Петрова, оценивая холод в животе, пытаясь унять его усилием воли, рассеяно вымыла посуду и за собой, и за сыном, вытерла мелкие ошметки омлета с пола и ушла к себе.
Размазывание ночного крема по рукам и лицу немного ее успокоило, она думала уже не о само́й холодной спирали, а о том, сколько все это может продолжаться. Очевидно, что всю жизнь эта ее неуловимость продолжаться не могла, что однажды все это должно было прекратиться или ее усилием, или усилиями правоохранительных органов. Петрова говорила, что этот-то раз будет точно последним. Она злилась, что сын полез со своими руками, если бы не его кровь, неизвестно, когда бы ее еще процепило. Может, если бы она на самом деле отрезала ему палец и бегала бы, вызывая скорую помощь – это ее как-нибудь отвлекло, может, это было бы настолько ужасно для нее, что спираль даже и не подумала лезть наружу из своего гнезда.
Петрова завалилась поверх одеяла и стала одновременно смотреть в книгу, слушать новостной канал, где раз за разом повторяли про самолет, рухнувший в океан где-то в Африке, про взорванный под Тель-Авивом автобус (и там и там показывали клубы дыма, почти одинаковые, густые, наклоненные влево). Замысловатые телевизионные заставки, которые мелькали вне фокуса ее зрения, походили на учебные пособия по геометрии, поясняющие сечения, отвлекали Петрову от книги, и она зачем-то начинала смотреть на свои голые ноги, торчавшие из-под халата, а потом снова возвращалась к книге, но опять просто прочитывала буквы на страницах и перелистывала. Если не считать того, что внутри нее крутилась холодная ерунда, от которой было невозможно избавиться просто так, было еще какое-то чувство неловкости во всем теле, будто Петрова лежала не на кровати, а в клетке, где невозможно было выпрямиться. Петрова попробовала лечь с книгой так и эдак, но телесная неловкость не проходила. «Ладно бы я на ногах весь день провела, так ведь нет», – недовольно подумала Петрова про саму себя. Затем Петрова поняла, что в комнате всего-навсего душно, и приоткрыла окно. «Вот так», – решила Петрова, когда до нее дошел первый сквознячок, с удовольствием забралась под одеяло и подумала, не надеть ли уже ночнушку. Затем под одеялом стало слишком жарко, а когда Петрова скинула одеяло, ее забило мелкой дрожью, но не той, какая была с ней на кухне, когда она глядела на кровь сына в раковине, – а дрожь озноба; Петрова снова укрылась по самые глаза и какое-то время возилась, устраивая одеяло так, чтобы было теплее, и ожидая, когда дрожь пройдет.
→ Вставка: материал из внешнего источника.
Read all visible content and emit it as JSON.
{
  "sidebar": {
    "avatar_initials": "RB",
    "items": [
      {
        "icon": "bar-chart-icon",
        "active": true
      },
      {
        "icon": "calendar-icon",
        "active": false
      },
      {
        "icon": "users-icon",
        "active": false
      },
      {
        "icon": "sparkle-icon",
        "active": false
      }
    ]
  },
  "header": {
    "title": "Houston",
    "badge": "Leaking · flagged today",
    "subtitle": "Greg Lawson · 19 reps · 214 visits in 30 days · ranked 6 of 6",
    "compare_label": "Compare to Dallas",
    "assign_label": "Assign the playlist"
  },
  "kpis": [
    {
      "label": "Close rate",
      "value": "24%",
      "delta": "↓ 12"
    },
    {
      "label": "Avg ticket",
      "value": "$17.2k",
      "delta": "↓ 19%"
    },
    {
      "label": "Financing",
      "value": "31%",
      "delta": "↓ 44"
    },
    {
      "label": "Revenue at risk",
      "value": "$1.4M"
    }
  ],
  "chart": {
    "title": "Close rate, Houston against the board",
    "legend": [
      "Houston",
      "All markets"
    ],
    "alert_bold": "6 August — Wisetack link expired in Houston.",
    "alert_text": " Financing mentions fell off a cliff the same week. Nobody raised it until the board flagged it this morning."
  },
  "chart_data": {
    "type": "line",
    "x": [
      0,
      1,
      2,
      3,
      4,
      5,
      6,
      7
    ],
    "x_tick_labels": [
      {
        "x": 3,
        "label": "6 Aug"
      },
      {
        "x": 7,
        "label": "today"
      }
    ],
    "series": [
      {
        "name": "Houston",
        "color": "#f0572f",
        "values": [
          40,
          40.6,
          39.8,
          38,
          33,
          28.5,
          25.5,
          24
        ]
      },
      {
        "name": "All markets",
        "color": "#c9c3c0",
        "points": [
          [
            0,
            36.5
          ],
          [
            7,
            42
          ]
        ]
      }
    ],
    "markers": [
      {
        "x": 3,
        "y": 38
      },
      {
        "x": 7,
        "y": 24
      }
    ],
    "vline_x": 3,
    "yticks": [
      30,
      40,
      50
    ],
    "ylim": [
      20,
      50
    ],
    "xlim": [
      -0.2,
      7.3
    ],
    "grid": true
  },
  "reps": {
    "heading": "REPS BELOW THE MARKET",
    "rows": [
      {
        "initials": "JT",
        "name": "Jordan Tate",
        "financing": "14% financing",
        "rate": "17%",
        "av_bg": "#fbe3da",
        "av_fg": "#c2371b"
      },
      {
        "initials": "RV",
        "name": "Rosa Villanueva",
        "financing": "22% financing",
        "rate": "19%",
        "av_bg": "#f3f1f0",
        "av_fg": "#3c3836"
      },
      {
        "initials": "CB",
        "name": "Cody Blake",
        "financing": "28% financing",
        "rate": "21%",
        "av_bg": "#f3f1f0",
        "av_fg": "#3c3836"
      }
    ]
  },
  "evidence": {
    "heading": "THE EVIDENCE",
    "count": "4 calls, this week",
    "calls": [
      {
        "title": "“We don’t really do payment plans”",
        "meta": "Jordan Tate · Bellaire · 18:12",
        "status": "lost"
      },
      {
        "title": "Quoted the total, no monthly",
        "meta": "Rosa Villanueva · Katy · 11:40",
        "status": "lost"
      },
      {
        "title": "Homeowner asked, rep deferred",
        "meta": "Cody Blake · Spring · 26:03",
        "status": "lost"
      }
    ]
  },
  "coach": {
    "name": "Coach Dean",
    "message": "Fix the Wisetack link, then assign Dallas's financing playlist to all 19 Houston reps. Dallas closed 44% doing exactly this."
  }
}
«Ох, морушка», – почему-то подумала она с восторгом.
Она уже представляла, как будет завтра ждать мужа Алины возле парка, какие будут там заиндевелые веточки, какие у фонарей будут особенно острые лучи от того, что она не выпьет жаропонижающее и будет температурить, как ей будет и холодно и жарко на улице от температуры, пытающейся замедлить прорвавшийся в нее грипп. Как она пойдет в древесную тень за вышедшим из маршрутки мужчиной, пропустив его вперед шагов на десять, затем начнет к нему приближаться, чувствуя в носоглотке прекрасный жар, контрастирующий с холодом в солнечном сплетении, затем левой рукой достанет нож из своего кармана и два раза ударит мужа Алины в область сердца, а один раз в шею, а затем толкнет его правым плечом в кусты возле тропинки, и он зашевелится в снегу, переживая последние минуты своей жизни, спираль сразу же исчезнет, как будто ее и не было, Петрова даже не оглянется, ну, может быть, разок и оглянется, и пойдет себе дворами на следующую остановку, чувствуя такой жар, будто вернулась наконец в тот огонь, откуда пришла.